There are cases, however, which for lack of information might be interpreted as proselytism. Our working group is studying these cases to improve relations between the two Churches. The first meeting of the working group, here in Moscow, took place from May 5-7; the next will be held in the second half of September.

Q: Who makes up this working group?

Father Kowalewskj: On the Catholic side is, also, Father Joseph Maj, member of the Pontifical Council for Promoting Christian Unity, and Jean-François Thiry, director of the Bibliotheque de l’Esprit Cultural Center in Moscow.

Representing the Orthodox is Archpriest Vsevelod Chaplin, vice president of the Foreign Affairs Department of the Moscow Patriarchate; Father Igor Vyzhanov, responsible for relations with the Catholic Church; and Father Ivan Lapidus.

Q: What are your expectations and hopes for the next meeting?

Father Kowalewskj: The atmosphere of the first meeting was very friendly and we hope that with these meetings relations between are Churches will improve, both at the informal as well as the formal level.

Q: Orthodox Father Igor Vyzhanov has spoken about the spirit of work of this commission, saying that it is a first, very important, concrete step to improve relations. What is your opinion?

Father Kowalewskj: I totally share Father Vyzhanov’s hopes, but it is also very important that we study concrete cases to elaborate a code of conduct for the faithful of the Catholic Church.

I hope that this policy of generic accusations on the invasion of canonical territories or on proselytism will be put to one side and that we, here, as religious minority, will be able to confess our faith and collaborate with the Orthodox Church.

We have things to learn from the Orthodox Church and the Orthodox Church has things to learn from us Catholics. I myself have very good relations with Father Vyzhanov at the informal level; at the formal level they are somewhat colder.

Q: In your opinion, what is the role of the Catholic Church here, in Russia, if it cannot be very active in the field of evangelization?

Father Kowalewskj: The Catholic Church has always been a minority Church and it will continue to be so. This is why we wish to have opportunities to confess our faith in a normal manner, as in any other country.

Living here, in the midst of the Russian Orthodox Church, the Catholic Church has always been able to make a specific contribution to Russian culture, especially in charitable and educational activities. This is the specificity of the presence of the Catholic Church in Russia. We can share many things with the Orthodox Church.

Q: How many Catholics and priests are there in Russia?

Father Kowalewskj: In the whole Russian Federation there are 250 parishes and some 300 priests, the majority of whom are in the Archdiocese of the Mother of God in Moscow, given that most of the Russian population is here, in Moscow, and that most Catholics also live here.

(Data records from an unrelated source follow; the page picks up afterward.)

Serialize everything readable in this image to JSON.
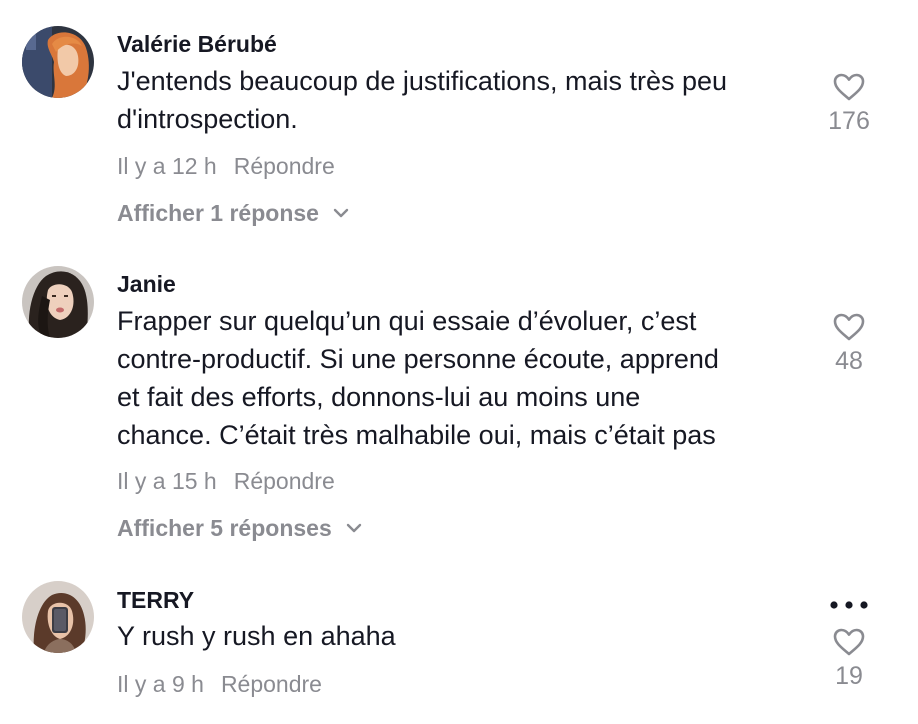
{
  "comments": [
    {
      "username": "Valérie Bérubé",
      "text_lines": [
        "J'entends beaucoup de justifications, mais très peu",
        "d'introspection."
      ],
      "time": "Il y a 12 h",
      "reply_label": "Répondre",
      "view_replies_label": "Afficher 1 réponse",
      "like_count": "176",
      "avatar": "avatar-red-hair"
    },
    {
      "username": "Janie",
      "text_lines": [
        "Frapper sur quelqu’un qui essaie d’évoluer, c’est",
        "contre-productif. Si une personne écoute, apprend",
        "et fait des efforts, donnons-lui au moins une",
        "chance. C’était très malhabile oui, mais c’était pas"
      ],
      "time": "Il y a 15 h",
      "reply_label": "Répondre",
      "view_replies_label": "Afficher 5 réponses",
      "like_count": "48",
      "avatar": "avatar-dark-hair"
    },
    {
      "username": "TERRY",
      "text_lines": [
        "Y rush y rush en ahaha"
      ],
      "time": "Il y a 9 h",
      "reply_label": "Répondre",
      "like_count": "19",
      "avatar": "avatar-mirror-selfie"
    }
  ],
  "icons": {
    "like": "heart-outline-icon",
    "expand": "chevron-down-icon",
    "more": "more-horizontal-icon"
  },
  "colors": {
    "primary_text": "#161823",
    "secondary_text": "#8a8b91",
    "background": "#ffffff"
  }
}
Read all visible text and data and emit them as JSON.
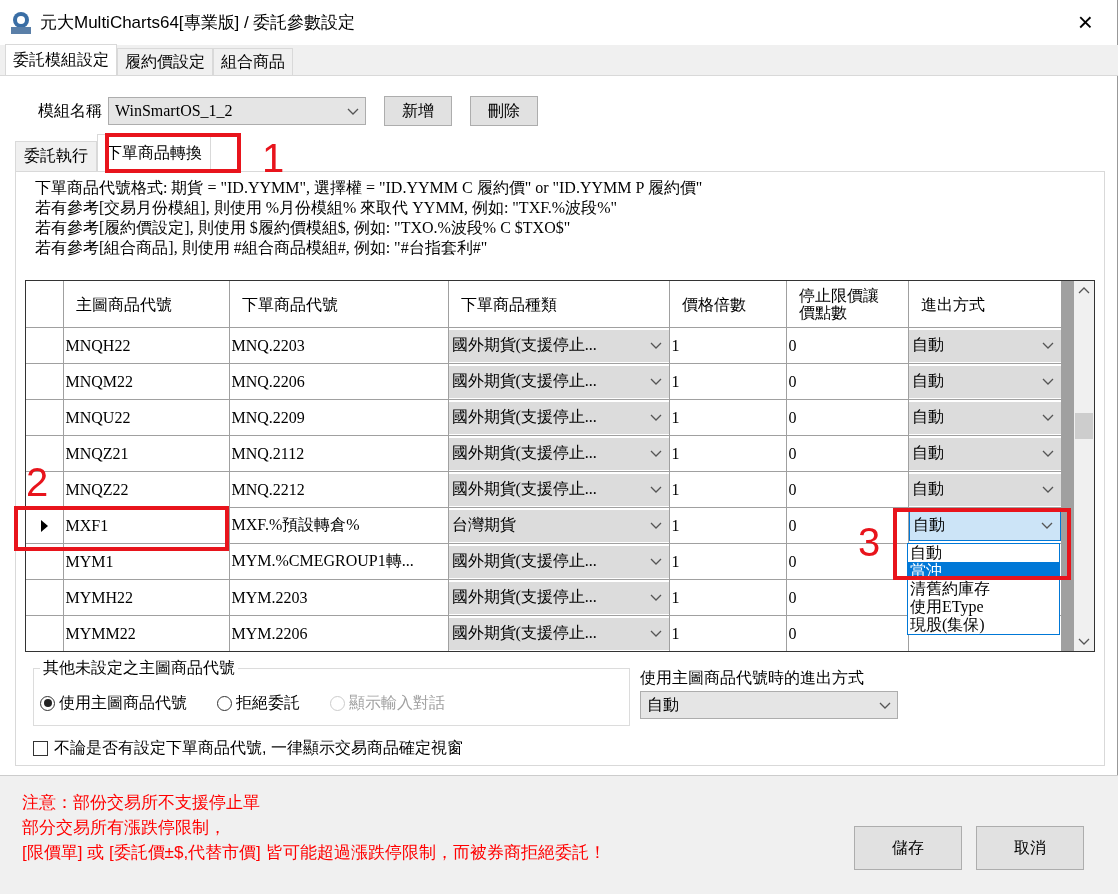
{
  "window": {
    "title": "元大MultiCharts64[專業版] / 委託參數設定",
    "close": "×"
  },
  "top_tabs": [
    {
      "label": "委託模組設定",
      "selected": true
    },
    {
      "label": "履約價設定",
      "selected": false
    },
    {
      "label": "組合商品",
      "selected": false
    }
  ],
  "module": {
    "label": "模組名稱",
    "value": "WinSmartOS_1_2",
    "buttons": [
      "新增",
      "刪除"
    ]
  },
  "inner_tabs": [
    {
      "label": "委託執行",
      "selected": false
    },
    {
      "label": "下單商品轉換",
      "selected": true
    }
  ],
  "description": [
    "下單商品代號格式: 期貨 = \"ID.YYMM\", 選擇權 = \"ID.YYMM C 履約價\" or \"ID.YYMM P 履約價\"",
    "若有參考[交易月份模組], 則使用  %月份模組% 來取代 YYMM, 例如: \"TXF.%波段%\"",
    "若有參考[履約價設定], 則使用 $履約價模組$, 例如: \"TXO.%波段% C $TXO$\"",
    "若有參考[組合商品], 則使用 #組合商品模組#, 例如: \"#台指套利#\""
  ],
  "table": {
    "columns": [
      "主圖商品代號",
      "下單商品代號",
      "下單商品種類",
      "價格倍數",
      "停止限價讓價點數",
      "進出方式"
    ],
    "rows": [
      {
        "current": false,
        "symbol": "MNQH22",
        "order_symbol": "MNQ.2203",
        "type": "國外期貨(支援停止...",
        "multiplier": "1",
        "stop_points": "0",
        "exit": "自動"
      },
      {
        "current": false,
        "symbol": "MNQM22",
        "order_symbol": "MNQ.2206",
        "type": "國外期貨(支援停止...",
        "multiplier": "1",
        "stop_points": "0",
        "exit": "自動"
      },
      {
        "current": false,
        "symbol": "MNQU22",
        "order_symbol": "MNQ.2209",
        "type": "國外期貨(支援停止...",
        "multiplier": "1",
        "stop_points": "0",
        "exit": "自動"
      },
      {
        "current": false,
        "symbol": "MNQZ21",
        "order_symbol": "MNQ.2112",
        "type": "國外期貨(支援停止...",
        "multiplier": "1",
        "stop_points": "0",
        "exit": "自動"
      },
      {
        "current": false,
        "symbol": "MNQZ22",
        "order_symbol": "MNQ.2212",
        "type": "國外期貨(支援停止...",
        "multiplier": "1",
        "stop_points": "0",
        "exit": "自動"
      },
      {
        "current": true,
        "symbol": "MXF1",
        "order_symbol": "MXF.%預設轉倉%",
        "type": "台灣期貨",
        "multiplier": "1",
        "stop_points": "0",
        "exit": "自動",
        "editing": true
      },
      {
        "current": false,
        "symbol": "MYM1",
        "order_symbol": "MYM.%CMEGROUP1轉...",
        "type": "國外期貨(支援停止...",
        "multiplier": "1",
        "stop_points": "0"
      },
      {
        "current": false,
        "symbol": "MYMH22",
        "order_symbol": "MYM.2203",
        "type": "國外期貨(支援停止...",
        "multiplier": "1",
        "stop_points": "0"
      },
      {
        "current": false,
        "symbol": "MYMM22",
        "order_symbol": "MYM.2206",
        "type": "國外期貨(支援停止...",
        "multiplier": "1",
        "stop_points": "0"
      }
    ],
    "dropdown": [
      {
        "label": "自動",
        "selected": false
      },
      {
        "label": "當沖",
        "selected": true
      },
      {
        "label": "清舊約庫存",
        "selected": false
      },
      {
        "label": "使用EType",
        "selected": false
      },
      {
        "label": "現股(集保)",
        "selected": false
      }
    ]
  },
  "fallback": {
    "legend": "其他未設定之主圖商品代號",
    "radios": [
      {
        "label": "使用主圖商品代號",
        "selected": true,
        "disabled": false
      },
      {
        "label": "拒絕委託",
        "selected": false,
        "disabled": false
      },
      {
        "label": "顯示輸入對話",
        "selected": false,
        "disabled": true
      }
    ],
    "exit_label": "使用主圖商品代號時的進出方式",
    "exit_value": "自動"
  },
  "always_confirm": {
    "label": "不論是否有設定下單商品代號, 一律顯示交易商品確定視窗",
    "checked": false
  },
  "notes": [
    "注意：部份交易所不支援停止單",
    "部分交易所有漲跌停限制，",
    "[限價單] 或 [委託價±$,代替市價] 皆可能超過漲跌停限制，而被券商拒絕委託！"
  ],
  "buttons": [
    "儲存",
    "取消"
  ],
  "annotations": [
    {
      "label": "1"
    },
    {
      "label": "2"
    },
    {
      "label": "3"
    }
  ]
}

It is very difficult to establish the number of Catholics who live in Russia, as we don’t know all of them and not all of them go to Mass. But I don’t think that there are more than 600,000 Catholics in the whole Russian territory. We are really a minority. All together, the Protestant communities are more numerous than the Catholic.

It would be absurd and even paranoid to think that we Catholics can convert Russia to Catholicism. There is no strategy for Russia’s conversion. And even if we wanted to, we would never be able to do such a work.